Houwe, beste, brave!
De Pol heeft me een kaart geschreven, en vraagt me een meesterstuk voor "Nieuwe Paden".[2] Maar weet ge wat veel onrust door mijn hoofd jaagt, 't is dat hij ook een Sint Ant[onius] bebroedt. Kerel, kerel, dat de Pol zulk een gruweldaad moest plegen, nimmer zou 'k hem vergeven... Of ik..!...[3]
Ik zal u misschien voor "De Spectator"[4] dat stuk zenden dat 'k u gelezen heb, in "'t Klein Parijs'", vóór eene eierstruif (wetch'et nog?): de avondschemering, met de boeren die zaaien.[5]
(Tusschen haakjes, een bescheiden vraagje: — want ik bezit niets meer dan schulden! — betaalt men in "De Spect[ator]"??)
Ben nieuwsgierig Alice te lezen. Ik hou veel aan winterradijzekens.[6]
Nu, van uw verzen gesproken.[7] Jongeling, die verzen zijn zeer goed. Ik zie met genoegen dat ge liever de volzinnen weegt dan meet. Het einde vind ik wat zwaar, als maat. Zekere gedeelten maken een echte melodij uit.
Ik lees gaarne de verzen:
't Geraas verstomt. Klaar hoort men slechts het feez'len
Der golven...
... schimmen
gestegen op de baren, en telkens onderduikend
als dartle sirenen...
Daar snijdt een zwart gevaart', een reuzige visch gelijk,
Door 't water heen, en doet de zuilen op hun vesten beven...

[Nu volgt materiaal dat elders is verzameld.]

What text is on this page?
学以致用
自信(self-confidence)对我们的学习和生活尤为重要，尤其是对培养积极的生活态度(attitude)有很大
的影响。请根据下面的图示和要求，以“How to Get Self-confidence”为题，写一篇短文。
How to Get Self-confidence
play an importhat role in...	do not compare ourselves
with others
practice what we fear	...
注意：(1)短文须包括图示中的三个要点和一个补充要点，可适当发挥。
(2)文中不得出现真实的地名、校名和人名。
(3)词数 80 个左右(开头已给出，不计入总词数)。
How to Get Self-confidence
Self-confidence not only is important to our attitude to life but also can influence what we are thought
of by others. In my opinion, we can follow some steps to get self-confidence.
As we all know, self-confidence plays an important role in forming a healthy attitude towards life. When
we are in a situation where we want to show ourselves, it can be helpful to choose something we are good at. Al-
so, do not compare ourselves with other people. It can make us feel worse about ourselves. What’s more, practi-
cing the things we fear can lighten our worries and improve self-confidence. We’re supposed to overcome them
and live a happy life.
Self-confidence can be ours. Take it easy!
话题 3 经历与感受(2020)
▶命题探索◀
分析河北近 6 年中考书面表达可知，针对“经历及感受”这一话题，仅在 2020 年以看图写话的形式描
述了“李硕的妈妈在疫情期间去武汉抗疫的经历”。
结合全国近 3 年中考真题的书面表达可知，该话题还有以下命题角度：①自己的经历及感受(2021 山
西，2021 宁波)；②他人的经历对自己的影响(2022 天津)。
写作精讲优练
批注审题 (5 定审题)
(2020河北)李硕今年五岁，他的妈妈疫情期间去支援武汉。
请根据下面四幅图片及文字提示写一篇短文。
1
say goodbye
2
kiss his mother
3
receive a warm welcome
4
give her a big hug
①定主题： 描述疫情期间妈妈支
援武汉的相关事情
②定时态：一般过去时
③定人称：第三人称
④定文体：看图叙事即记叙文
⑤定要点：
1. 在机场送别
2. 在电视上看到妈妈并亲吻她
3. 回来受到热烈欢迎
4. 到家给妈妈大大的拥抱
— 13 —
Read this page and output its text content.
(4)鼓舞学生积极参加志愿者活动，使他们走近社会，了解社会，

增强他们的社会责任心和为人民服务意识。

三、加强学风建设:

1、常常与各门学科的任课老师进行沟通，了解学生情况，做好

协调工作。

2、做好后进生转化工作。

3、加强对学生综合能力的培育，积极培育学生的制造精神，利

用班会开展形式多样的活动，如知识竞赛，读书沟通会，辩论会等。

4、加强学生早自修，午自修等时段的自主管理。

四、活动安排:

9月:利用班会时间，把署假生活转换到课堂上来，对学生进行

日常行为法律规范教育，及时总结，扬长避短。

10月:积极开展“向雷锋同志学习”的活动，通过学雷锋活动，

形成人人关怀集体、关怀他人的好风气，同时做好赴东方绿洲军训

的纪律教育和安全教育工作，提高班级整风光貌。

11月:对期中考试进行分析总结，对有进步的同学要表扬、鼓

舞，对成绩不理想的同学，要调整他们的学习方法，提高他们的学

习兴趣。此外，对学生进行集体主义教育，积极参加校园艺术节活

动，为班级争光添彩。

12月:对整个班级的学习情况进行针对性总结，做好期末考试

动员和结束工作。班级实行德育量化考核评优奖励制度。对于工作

Eenige uitdrukkingen zou ik vervangen door iets "frappanter", min gebruikt:
... 't lijk der zon dat begraven wordt (niet nieuw):
... het wiekje van den wind...
... en weg, weg is de droom...

De drie laatste verzen zou 'k weglaten. Die star, die een oog is, hebben we toch al te veel gezien. En zie, dat herinnert mij altijd de romantieke maan die door theatrale grauwe wolken komt kijken.
Nu, een algemeene opmerking: in uw beschrijvingen, legt ge u te veel toe op 't wêergeven van 't uiterlijke zicht der dingen (lijk Théoph[iel] Gautier, b[ijvoorbeeld]). Ge ziet te veel, en voelt te weinig. Het innerlijke, het onstoffelijke, de ziel van een landschap ontbreekt in uw verzen. Begrijpt ge wat ik wil zeggen? Ik neem een voorbeeld: Em[ile] Verhaeren begint een "Soir religieux" met:
Un silence souffrant pénêtre au coeur des choses...[8]
Daar steekt, volgens mij, meer poezie in dan in een lange vergelijking.
Ge ziet dat ik streng genoeg ben voor u. — Indien morgen het Taalv[erbond] er niet te papa–achtig uitziet, lees ik uw stuk.[9]
Em[ile Verhaeren], in "Les Flamandes", heeft vier "Marines" geschilderd (de Schelde in den Winter, Lente, Zomer en Herfst). Spijtig genoeg dat we niet samen op een kamer leven, samen werken, en elkander verzen voorlezen. Ik zal er u hier eenige overschrijven:
(Winter) L'Escaut à clapotis rudes fouette son bord.
... Des bruits lointains et sourds sortent des horizons;
Comme des grondements venus du bout des mondes,
Ils passent, tristes vents des funèbres saisons,
Et sonnent le néant dans leurs notes profondes....[10]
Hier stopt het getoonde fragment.